Quant aux autorités françaises, dans notre « lettre ouverte au Président Macron au sujet de la France et de la Guinée équatoriale » en date du 23 juillet 2021, nous avons pris la peine d’attirer l’attention du Président français sur son devoir de défense des intérêts supérieurs de la France dans ses relations diplomatiques et économiques avec la Guinée équatoriale, avant que l’irréparable ne soit commis par la cour de cassation française, comme n’aurait pas manqué de le faire le fondateur de la cinquième république française, le Président Charles de Gaulle, conformément à son sens proverbial du service de l’état formulé par lui-même en ces termes : « les états n’ont pas d’amis, ils n’ont que des intérêts ». Puisque le Président Macron a lamentablement failli à ce devoir en question, il ne nous reste plus qu’à lui souhaiter de tirer une leçon inoubliable de cette défaillance pour éviter sa répétition avec d’autres états que la Guinée équatoriale, sachant que « celui qui commet une faute et qui ne la corrige pas en commet une autre », conformément à la sagesse proverbiale chinoise.

LE PARCHEMIN : Que prévoient faire les mouvements panafricains les jours à venir ?

PASCAL ADJAMAGBO :

Pour la mise en œuvre de l’exhortation des panafricains au Président de la Guinée équatoriale à la hauteur de leur espérance, le Conseil des Universitaires et Experts Panafricains renouvellent donc aux autorités de la Guinée équatoriale l’offre précieuse de leurs conseils et expertises techniques et se mettent sans perdre du temps précieux à leur disposition, pour que sous l’impulsion du Président Obiang, la Guinée équatoriale puisse honorer, non seulement « la bonne gouvernance » au service de « la croissance du bien-être de tous les équato-guinéens », mais aussi « le panafricanisme en action » au service de « la croissance du bien-être de tous les Africains » et au service de leur dignité et fierté, après tant de siècles d’humiliation et d’exploitation depuis les traites négrières orientales et occidentales, jusqu’au néo-colonialisme occidental et orientale, en passant par le colonialisme occidental.

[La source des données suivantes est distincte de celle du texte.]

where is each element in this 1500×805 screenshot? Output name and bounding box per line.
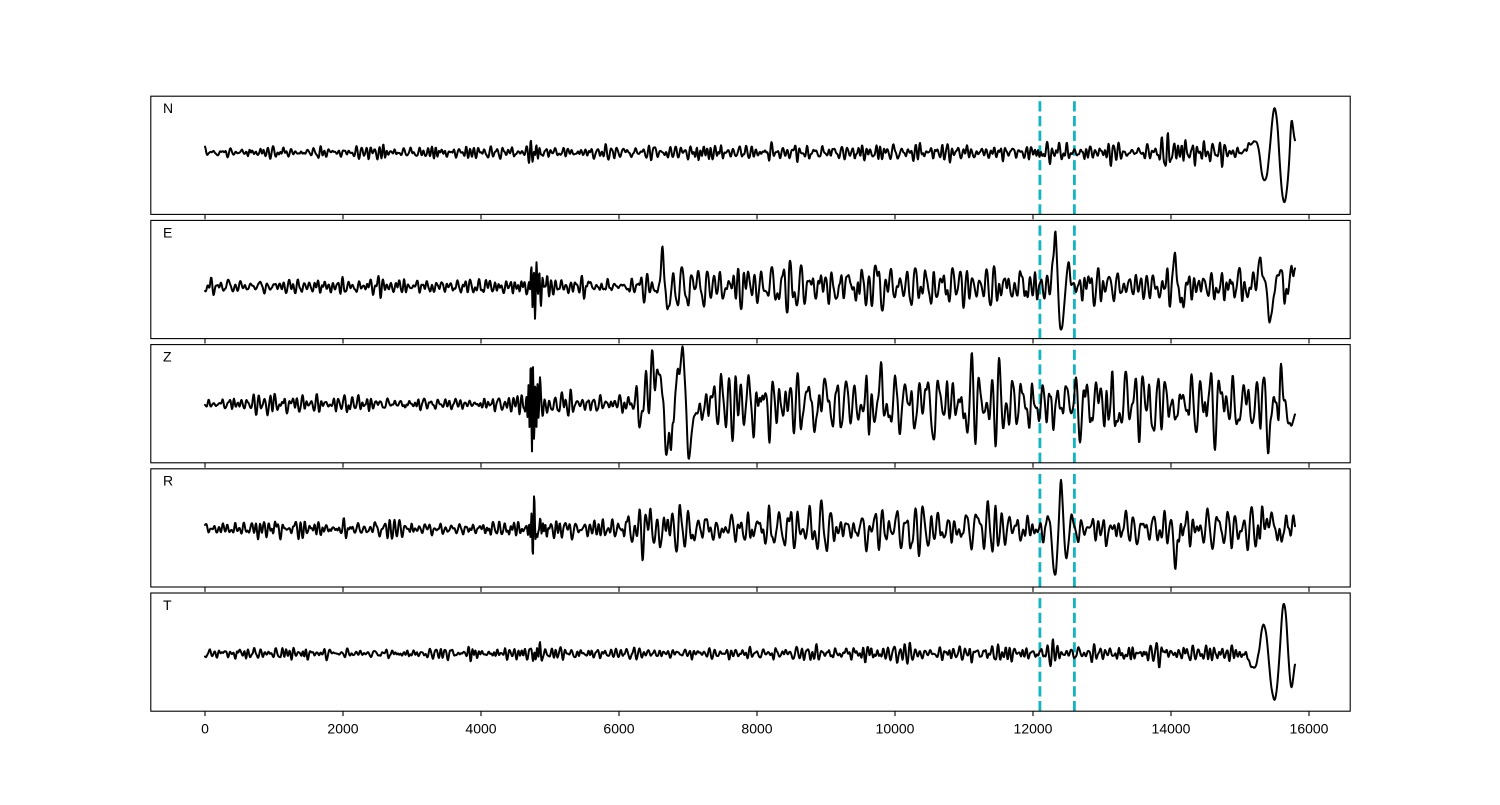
svg-text:E: E — [163, 224, 172, 240]
svg-text:14000: 14000 — [1152, 720, 1191, 736]
svg-text:R: R — [163, 473, 173, 489]
svg-text:4000: 4000 — [465, 720, 496, 736]
svg-text:16000: 16000 — [1290, 720, 1329, 736]
svg-text:Z: Z — [163, 349, 172, 365]
svg-text:0: 0 — [201, 720, 209, 736]
svg-text:T: T — [163, 597, 172, 613]
svg-text:8000: 8000 — [741, 720, 772, 736]
svg-text:2000: 2000 — [327, 720, 358, 736]
svg-text:N: N — [163, 100, 173, 116]
svg-text:10000: 10000 — [876, 720, 915, 736]
svg-text:12000: 12000 — [1014, 720, 1053, 736]
svg-text:6000: 6000 — [603, 720, 634, 736]
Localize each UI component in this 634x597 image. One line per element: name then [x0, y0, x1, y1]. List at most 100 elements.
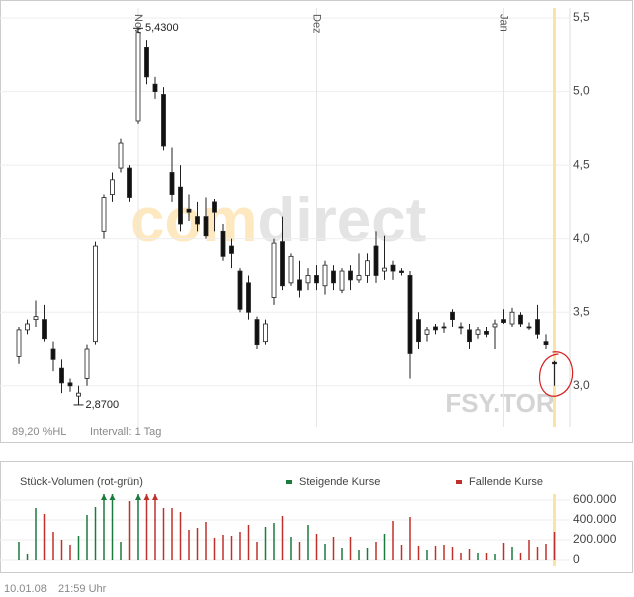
candle-body: [229, 245, 234, 254]
candle-body: [118, 142, 124, 169]
candle-body: [110, 179, 115, 195]
candle-body: [144, 47, 149, 78]
candle-body: [501, 319, 506, 323]
overflow-arrow: [109, 494, 116, 500]
symbol: FSY.TOR: [445, 388, 555, 418]
volume-title: Stück-Volumen (rot-grün): [20, 476, 143, 488]
y-tick-label: 5,5: [573, 10, 590, 24]
range-note: 89,20 %HL: [12, 426, 66, 438]
watermark: comdirect: [130, 186, 426, 255]
candle-body: [339, 270, 345, 291]
y-tick-label: 200.000: [573, 532, 617, 546]
y-tick-label: 0: [573, 552, 580, 566]
candle-body: [297, 279, 302, 291]
candle-body: [416, 319, 421, 343]
candle-body: [450, 311, 455, 321]
x-tick-label: Jan: [498, 14, 510, 32]
candle-body: [492, 323, 498, 328]
candle-body: [424, 329, 430, 335]
candle-body: [407, 275, 413, 354]
legend-swatch-up: [286, 480, 292, 484]
candle-body: [169, 172, 175, 195]
candle-body: [186, 208, 192, 213]
y-tick-label: 5,0: [573, 84, 590, 98]
hand-drawn-circle: [538, 351, 574, 397]
overflow-arrow: [135, 494, 141, 500]
low-label: 2,8700: [86, 399, 120, 411]
candle-body: [127, 167, 132, 198]
overflow-arrow: [101, 494, 107, 500]
y-tick-label: 4,5: [573, 157, 590, 171]
y-tick-label: 3,5: [573, 304, 590, 318]
candle-body: [433, 326, 438, 331]
candle-body: [178, 186, 183, 225]
candle-body: [475, 329, 481, 335]
candle-body: [101, 197, 107, 232]
y-tick-label: 4,0: [573, 231, 590, 245]
candle-body: [365, 260, 370, 276]
candle-body: [356, 275, 362, 281]
price-frame: [0, 0, 633, 443]
watermark-direct: direct: [257, 186, 426, 255]
interval: Intervall: 1 Tag: [90, 426, 161, 438]
candle-body: [161, 94, 166, 147]
candle-body: [237, 270, 243, 310]
y-tick-label: 600.000: [573, 492, 617, 506]
candle-body: [220, 230, 226, 257]
candle-body: [33, 316, 39, 321]
candle-body: [373, 245, 379, 276]
legend-swatch-down: [456, 480, 462, 484]
candle-body: [552, 361, 557, 365]
candle-body: [76, 392, 81, 397]
watermark-com: com: [130, 186, 257, 255]
x-tick-label: Nov: [132, 14, 144, 34]
candle-body: [390, 264, 396, 272]
candle-body: [152, 83, 158, 92]
legend-down: Fallende Kurse: [469, 476, 543, 488]
candle-body: [305, 275, 311, 284]
candle-body: [543, 341, 549, 346]
candle-body: [280, 241, 285, 287]
volume-frame: [0, 461, 633, 573]
footer-date: 10.01.08: [4, 583, 47, 595]
candle-body: [246, 282, 251, 313]
candle-body: [203, 216, 209, 237]
candle-body: [288, 255, 294, 284]
footer-time: 21:59 Uhr: [58, 583, 107, 595]
candle-body: [441, 326, 447, 329]
candle-body: [399, 270, 404, 273]
candle-body: [135, 32, 141, 122]
candle-body: [67, 382, 73, 387]
candle-body: [271, 242, 277, 298]
candle-body: [509, 311, 515, 325]
candle-body: [348, 270, 353, 281]
candle-body: [16, 329, 22, 357]
candle-body: [93, 245, 98, 343]
candle-body: [331, 270, 336, 284]
candle-body: [535, 319, 540, 335]
candle-body: [254, 319, 260, 346]
candle-body: [322, 264, 328, 287]
high-label: 5,4300: [145, 22, 179, 34]
candle-body: [195, 216, 200, 225]
y-tick-label: 400.000: [573, 512, 617, 526]
overflow-arrow: [143, 494, 150, 500]
overflow-arrow: [152, 494, 158, 500]
candle-body: [484, 330, 489, 335]
candle-body: [212, 201, 217, 213]
candle-body: [263, 323, 268, 343]
candle-body: [467, 329, 472, 343]
candle-body: [25, 323, 30, 331]
candle-body: [84, 348, 90, 379]
volume-bars: [18, 494, 556, 560]
candle-body: [42, 319, 47, 340]
candle-body: [59, 367, 64, 384]
x-tick-label: Dez: [311, 14, 323, 34]
candle-body: [526, 326, 532, 329]
candle-body: [518, 314, 523, 325]
y-tick-label: 3,0: [573, 378, 590, 392]
candle-body: [382, 267, 387, 272]
legend-up: Steigende Kurse: [299, 476, 380, 488]
candle-body: [50, 348, 56, 360]
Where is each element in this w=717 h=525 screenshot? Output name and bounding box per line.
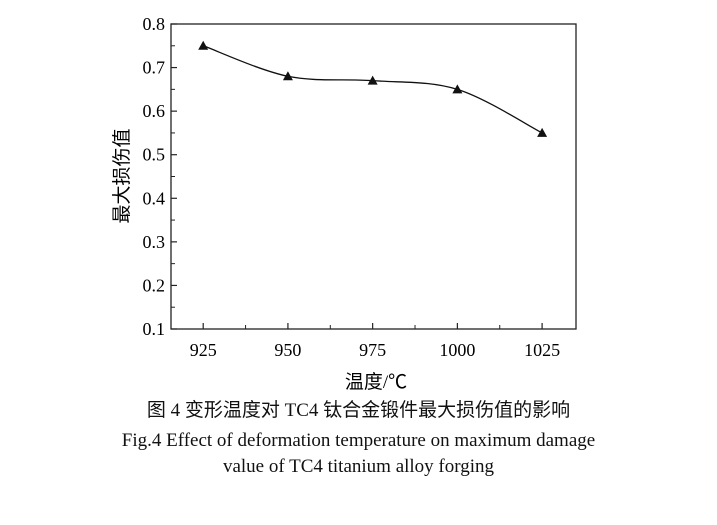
- y-tick-label: 0.3: [143, 232, 166, 252]
- x-axis-label: 温度/℃: [345, 371, 407, 393]
- y-tick-label: 0.7: [143, 58, 166, 78]
- x-tick-label: 1025: [524, 340, 560, 360]
- y-axis-label: 最大损伤值: [111, 128, 133, 223]
- triangle-marker: [537, 127, 548, 137]
- data-line: [202, 45, 543, 134]
- y-tick-label: 0.1: [143, 319, 166, 339]
- y-tick-label: 0.5: [143, 145, 166, 165]
- x-tick-label: 950: [274, 340, 301, 360]
- triangle-marker: [198, 40, 209, 50]
- y-tick-label: 0.2: [143, 275, 166, 295]
- caption-english-line1: Fig.4 Effect of deformation temperature …: [121, 430, 596, 451]
- x-tick-label: 1000: [439, 340, 475, 360]
- caption-english-line2: value of TC4 titanium alloy forging: [222, 456, 495, 477]
- y-tick-label: 0.6: [143, 101, 166, 121]
- y-tick-label: 0.4: [143, 188, 166, 208]
- plot-frame: [170, 23, 577, 330]
- triangle-marker: [282, 71, 293, 81]
- triangle-marker: [452, 84, 463, 94]
- line-chart: 0.1 0.2 0.3 0.4 0.5 0.6 0.7 0.8 925 950 975 1000 10…: [111, 14, 577, 393]
- x-tick-label: 975: [359, 340, 386, 360]
- x-tick-label: 925: [190, 340, 217, 360]
- caption-chinese: 图 4 变形温度对 TC4 钛合金锻件最大损伤值的影响: [146, 400, 571, 421]
- y-tick-label: 0.8: [143, 14, 166, 34]
- triangle-marker: [367, 75, 378, 85]
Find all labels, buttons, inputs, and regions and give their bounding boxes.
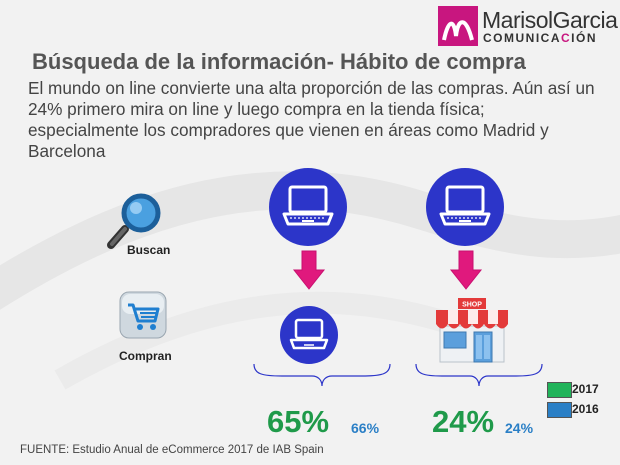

LE PARCHEMIN : Professeur Pascal Kossivi ADJAMAGBO, votre mot de la fin ?

PASCAL ADJAMAGBO :

Puisque l’enjeu ultime de la présente crise diplomatique et juridique entre la France et la Guinée équatoriale est « la dignité des Africains et des états souverains africains », qu’il nous soit permis pour terminer de rassurer les autorités de la Guinée équatoriale qu’ils peuvent compter sur les compétences du Conseil des Universitaires et Experts Panafricains et sur toutes les compétences panafricaines qu’ils peuvent mobiliser dans le monde entier, pour transformer cette crise en une victoire éclatante du « panafricanisme en action » au bénéfice de tous les équato-guinéens et les Africains du continent mère et de la Diaspora.